The hungry traveller can choose from a wide choice of eateries. In this city, you'll find all kinds of food from all corners of the world. Most restaurants offer Czech as well as international dishes.
The price of a restaurant meal is around 150,- CZK, drinks aroud 30,- CZK. Most restaurants accept international credit cards. Restaurants are open usually to 11 or 12 p.m.

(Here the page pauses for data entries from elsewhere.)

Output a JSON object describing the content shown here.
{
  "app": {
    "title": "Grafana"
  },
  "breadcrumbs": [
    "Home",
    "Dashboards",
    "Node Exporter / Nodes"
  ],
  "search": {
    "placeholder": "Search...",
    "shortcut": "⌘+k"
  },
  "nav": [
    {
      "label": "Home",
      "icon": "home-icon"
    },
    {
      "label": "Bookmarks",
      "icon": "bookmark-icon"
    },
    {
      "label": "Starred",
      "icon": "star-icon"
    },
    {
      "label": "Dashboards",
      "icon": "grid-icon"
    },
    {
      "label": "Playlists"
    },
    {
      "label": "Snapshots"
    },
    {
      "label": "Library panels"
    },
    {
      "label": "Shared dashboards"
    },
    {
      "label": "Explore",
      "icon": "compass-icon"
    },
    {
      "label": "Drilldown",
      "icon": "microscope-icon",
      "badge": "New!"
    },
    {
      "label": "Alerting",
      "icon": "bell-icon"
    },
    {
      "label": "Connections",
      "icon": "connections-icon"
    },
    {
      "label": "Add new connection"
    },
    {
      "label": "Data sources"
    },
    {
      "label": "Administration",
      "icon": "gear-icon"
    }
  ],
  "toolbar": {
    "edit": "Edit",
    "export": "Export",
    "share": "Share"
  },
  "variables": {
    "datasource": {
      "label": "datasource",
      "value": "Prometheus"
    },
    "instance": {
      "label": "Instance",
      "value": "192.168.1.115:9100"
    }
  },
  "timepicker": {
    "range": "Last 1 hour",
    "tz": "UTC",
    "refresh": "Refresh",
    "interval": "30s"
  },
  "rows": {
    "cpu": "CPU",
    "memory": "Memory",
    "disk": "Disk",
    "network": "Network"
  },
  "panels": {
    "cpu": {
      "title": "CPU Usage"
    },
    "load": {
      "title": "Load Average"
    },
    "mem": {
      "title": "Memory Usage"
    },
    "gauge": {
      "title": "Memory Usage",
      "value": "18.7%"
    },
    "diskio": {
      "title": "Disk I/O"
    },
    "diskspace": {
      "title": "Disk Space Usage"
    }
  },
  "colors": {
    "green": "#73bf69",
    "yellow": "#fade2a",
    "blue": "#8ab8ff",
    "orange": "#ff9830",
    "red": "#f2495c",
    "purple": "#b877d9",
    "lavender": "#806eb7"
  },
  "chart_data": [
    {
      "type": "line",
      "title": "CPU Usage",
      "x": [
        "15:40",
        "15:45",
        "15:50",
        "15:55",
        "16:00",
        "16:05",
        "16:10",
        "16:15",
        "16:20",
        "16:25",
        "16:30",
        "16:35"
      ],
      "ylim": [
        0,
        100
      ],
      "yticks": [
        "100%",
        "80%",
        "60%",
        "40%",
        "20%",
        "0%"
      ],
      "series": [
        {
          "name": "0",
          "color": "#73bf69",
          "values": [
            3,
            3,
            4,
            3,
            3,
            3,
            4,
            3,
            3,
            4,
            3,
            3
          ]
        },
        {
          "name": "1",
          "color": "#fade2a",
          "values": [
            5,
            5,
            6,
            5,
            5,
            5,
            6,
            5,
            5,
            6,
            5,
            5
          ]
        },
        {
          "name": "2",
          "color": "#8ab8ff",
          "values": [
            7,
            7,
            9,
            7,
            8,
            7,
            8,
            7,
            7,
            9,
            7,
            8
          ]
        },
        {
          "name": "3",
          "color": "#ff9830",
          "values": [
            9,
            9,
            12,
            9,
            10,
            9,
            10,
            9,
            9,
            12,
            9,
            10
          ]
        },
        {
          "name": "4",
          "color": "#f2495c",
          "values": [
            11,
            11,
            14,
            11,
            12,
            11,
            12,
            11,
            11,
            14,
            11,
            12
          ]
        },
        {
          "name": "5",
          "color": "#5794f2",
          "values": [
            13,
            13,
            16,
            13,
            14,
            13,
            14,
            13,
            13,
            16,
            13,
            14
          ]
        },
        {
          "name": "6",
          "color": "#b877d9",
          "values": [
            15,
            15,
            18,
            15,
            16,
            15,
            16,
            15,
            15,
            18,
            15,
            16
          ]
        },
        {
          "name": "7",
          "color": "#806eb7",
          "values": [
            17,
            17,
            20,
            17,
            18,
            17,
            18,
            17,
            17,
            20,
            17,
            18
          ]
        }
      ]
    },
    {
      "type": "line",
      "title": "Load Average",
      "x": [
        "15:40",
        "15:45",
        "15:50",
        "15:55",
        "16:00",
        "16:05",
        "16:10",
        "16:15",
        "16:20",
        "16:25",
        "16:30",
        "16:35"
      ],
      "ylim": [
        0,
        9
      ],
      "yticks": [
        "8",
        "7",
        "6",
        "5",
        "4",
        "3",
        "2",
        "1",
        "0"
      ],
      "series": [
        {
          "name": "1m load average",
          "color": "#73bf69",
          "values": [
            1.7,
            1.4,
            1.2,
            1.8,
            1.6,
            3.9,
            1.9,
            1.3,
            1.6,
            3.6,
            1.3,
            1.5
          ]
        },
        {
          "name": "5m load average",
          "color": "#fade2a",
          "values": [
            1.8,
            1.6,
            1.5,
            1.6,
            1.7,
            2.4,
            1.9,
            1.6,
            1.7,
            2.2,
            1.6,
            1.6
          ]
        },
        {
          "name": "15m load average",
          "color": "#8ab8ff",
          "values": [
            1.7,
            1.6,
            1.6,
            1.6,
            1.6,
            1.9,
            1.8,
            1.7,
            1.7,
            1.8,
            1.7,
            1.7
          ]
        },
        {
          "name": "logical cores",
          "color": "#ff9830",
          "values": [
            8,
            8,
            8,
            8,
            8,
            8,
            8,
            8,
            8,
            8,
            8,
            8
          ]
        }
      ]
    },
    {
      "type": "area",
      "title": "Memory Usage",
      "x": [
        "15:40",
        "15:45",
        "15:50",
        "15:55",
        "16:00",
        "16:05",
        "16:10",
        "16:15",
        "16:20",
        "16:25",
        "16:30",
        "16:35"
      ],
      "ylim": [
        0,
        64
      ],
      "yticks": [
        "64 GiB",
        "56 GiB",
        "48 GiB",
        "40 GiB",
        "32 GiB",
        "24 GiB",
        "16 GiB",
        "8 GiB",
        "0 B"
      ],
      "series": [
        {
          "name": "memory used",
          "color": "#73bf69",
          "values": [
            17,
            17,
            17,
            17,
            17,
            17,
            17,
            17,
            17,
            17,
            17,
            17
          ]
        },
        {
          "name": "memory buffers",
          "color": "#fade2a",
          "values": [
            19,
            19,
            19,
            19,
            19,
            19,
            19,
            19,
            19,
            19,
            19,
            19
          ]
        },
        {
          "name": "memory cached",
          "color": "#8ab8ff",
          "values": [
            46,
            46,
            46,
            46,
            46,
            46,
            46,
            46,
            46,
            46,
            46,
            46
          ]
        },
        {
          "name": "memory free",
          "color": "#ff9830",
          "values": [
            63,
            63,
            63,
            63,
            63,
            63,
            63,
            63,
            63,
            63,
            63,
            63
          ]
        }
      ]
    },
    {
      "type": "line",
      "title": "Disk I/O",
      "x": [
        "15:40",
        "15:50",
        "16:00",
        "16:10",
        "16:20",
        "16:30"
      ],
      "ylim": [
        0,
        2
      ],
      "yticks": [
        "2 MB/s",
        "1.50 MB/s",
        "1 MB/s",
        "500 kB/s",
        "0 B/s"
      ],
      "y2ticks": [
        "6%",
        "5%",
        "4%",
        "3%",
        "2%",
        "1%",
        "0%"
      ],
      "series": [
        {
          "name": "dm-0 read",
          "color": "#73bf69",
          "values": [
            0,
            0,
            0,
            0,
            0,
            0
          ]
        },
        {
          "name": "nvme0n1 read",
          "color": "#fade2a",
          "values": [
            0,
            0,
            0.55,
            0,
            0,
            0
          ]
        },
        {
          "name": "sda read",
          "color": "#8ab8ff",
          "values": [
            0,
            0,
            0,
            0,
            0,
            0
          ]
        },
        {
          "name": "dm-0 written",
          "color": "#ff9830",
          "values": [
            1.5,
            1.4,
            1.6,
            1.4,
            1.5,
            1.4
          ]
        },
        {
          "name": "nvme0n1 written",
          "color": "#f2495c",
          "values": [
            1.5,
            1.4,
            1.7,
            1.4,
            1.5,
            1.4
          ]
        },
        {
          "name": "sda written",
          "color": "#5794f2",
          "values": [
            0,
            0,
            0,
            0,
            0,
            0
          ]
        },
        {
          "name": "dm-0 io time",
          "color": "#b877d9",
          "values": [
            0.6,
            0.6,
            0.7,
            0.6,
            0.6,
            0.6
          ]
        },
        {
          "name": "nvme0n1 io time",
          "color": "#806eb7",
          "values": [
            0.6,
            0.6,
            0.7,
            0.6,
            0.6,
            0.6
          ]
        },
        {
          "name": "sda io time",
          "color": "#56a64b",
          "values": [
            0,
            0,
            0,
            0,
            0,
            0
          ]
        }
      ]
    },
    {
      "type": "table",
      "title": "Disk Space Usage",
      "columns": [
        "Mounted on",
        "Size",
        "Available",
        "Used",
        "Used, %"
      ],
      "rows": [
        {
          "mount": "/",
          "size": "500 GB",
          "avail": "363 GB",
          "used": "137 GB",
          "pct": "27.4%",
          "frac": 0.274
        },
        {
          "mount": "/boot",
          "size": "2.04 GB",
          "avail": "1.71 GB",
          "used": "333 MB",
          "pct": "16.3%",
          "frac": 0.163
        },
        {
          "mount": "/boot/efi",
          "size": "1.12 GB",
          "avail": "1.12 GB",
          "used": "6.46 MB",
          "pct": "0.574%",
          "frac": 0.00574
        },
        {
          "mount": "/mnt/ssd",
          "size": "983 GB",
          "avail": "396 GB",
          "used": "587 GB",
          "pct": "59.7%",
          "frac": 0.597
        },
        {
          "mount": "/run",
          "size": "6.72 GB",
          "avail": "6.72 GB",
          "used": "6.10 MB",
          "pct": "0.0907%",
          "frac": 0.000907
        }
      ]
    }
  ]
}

Czech cuisine is quite heavy. Lots of meat (usually pork or beef) served with dumplings, potatoes or rice, in a sauce. The traditional Czech dish is "Knedlo, zelo, vepro" (roast pork served with dumplings and sauerkraut), served always with a glass of beer. Another classic dishes are "Svickova na smetane" (sliced beef sirloin served in a cream sauce with a garnish of cranberries and, of course, dumplings) or "Gulas" (goulash served with dumplings and often garnished with onion slices). For dessert, restaurants serve "Palacinky" (rolled crepes filled with either fruit or jam and topped with whipped cream and chocolate), "Ovocne knedliky" (dumplings filled with plums or other fruit and topped with sugar, cream cheese and melted butter) or "Jablecny strudl" (apple strudel, sometimes served with vanilla ice-cream or whipped cream).
Czech beer "Pivo" is famous worldwide. The best-known Czech beers are Pilsner Urquell "Plzen" and Budweiser "Budejovicky Budvar". Gambrinus, Staropramen, Velkopopovicky Kozel, Krusovice and Radegast are other famous brands. Usually each pub is supplied by a single brewery so only one brand of beer is available. Some beerhouses brew their own beer and it is possible to order an excursion to a brewery. If you would like to taste an original Czech liqueur, order Becherovka. It is a bitter-sweet, yellow herbal drink. It can be served both as an aperitif and a liqueur or diluted with tonic.
Traditional Czech menus have two sets of entrees. The first set is called "hotova jidla" which means ready-to-serve. The other is "minutky" which means cooked-to-order. The first are generally traditional Czech dishes - meats (pork or beef) in heavy cream sauces served with dumplings. Ready-to-serve meals are much cheaper than cooked-to-order meals and are only available until about 3 p.m.
A tip of 5-10% is appreciated in any tourist restaurant with table service. The usual protocol is for them to tell you the total food bill and for you, as you hand over the money, to say how much you are paying with the tip included. For instance, if the bill comes out to 137,- CZK, you pay 150,- CZK leaving your waiter, waitress or bartender a 13,- CZK tip.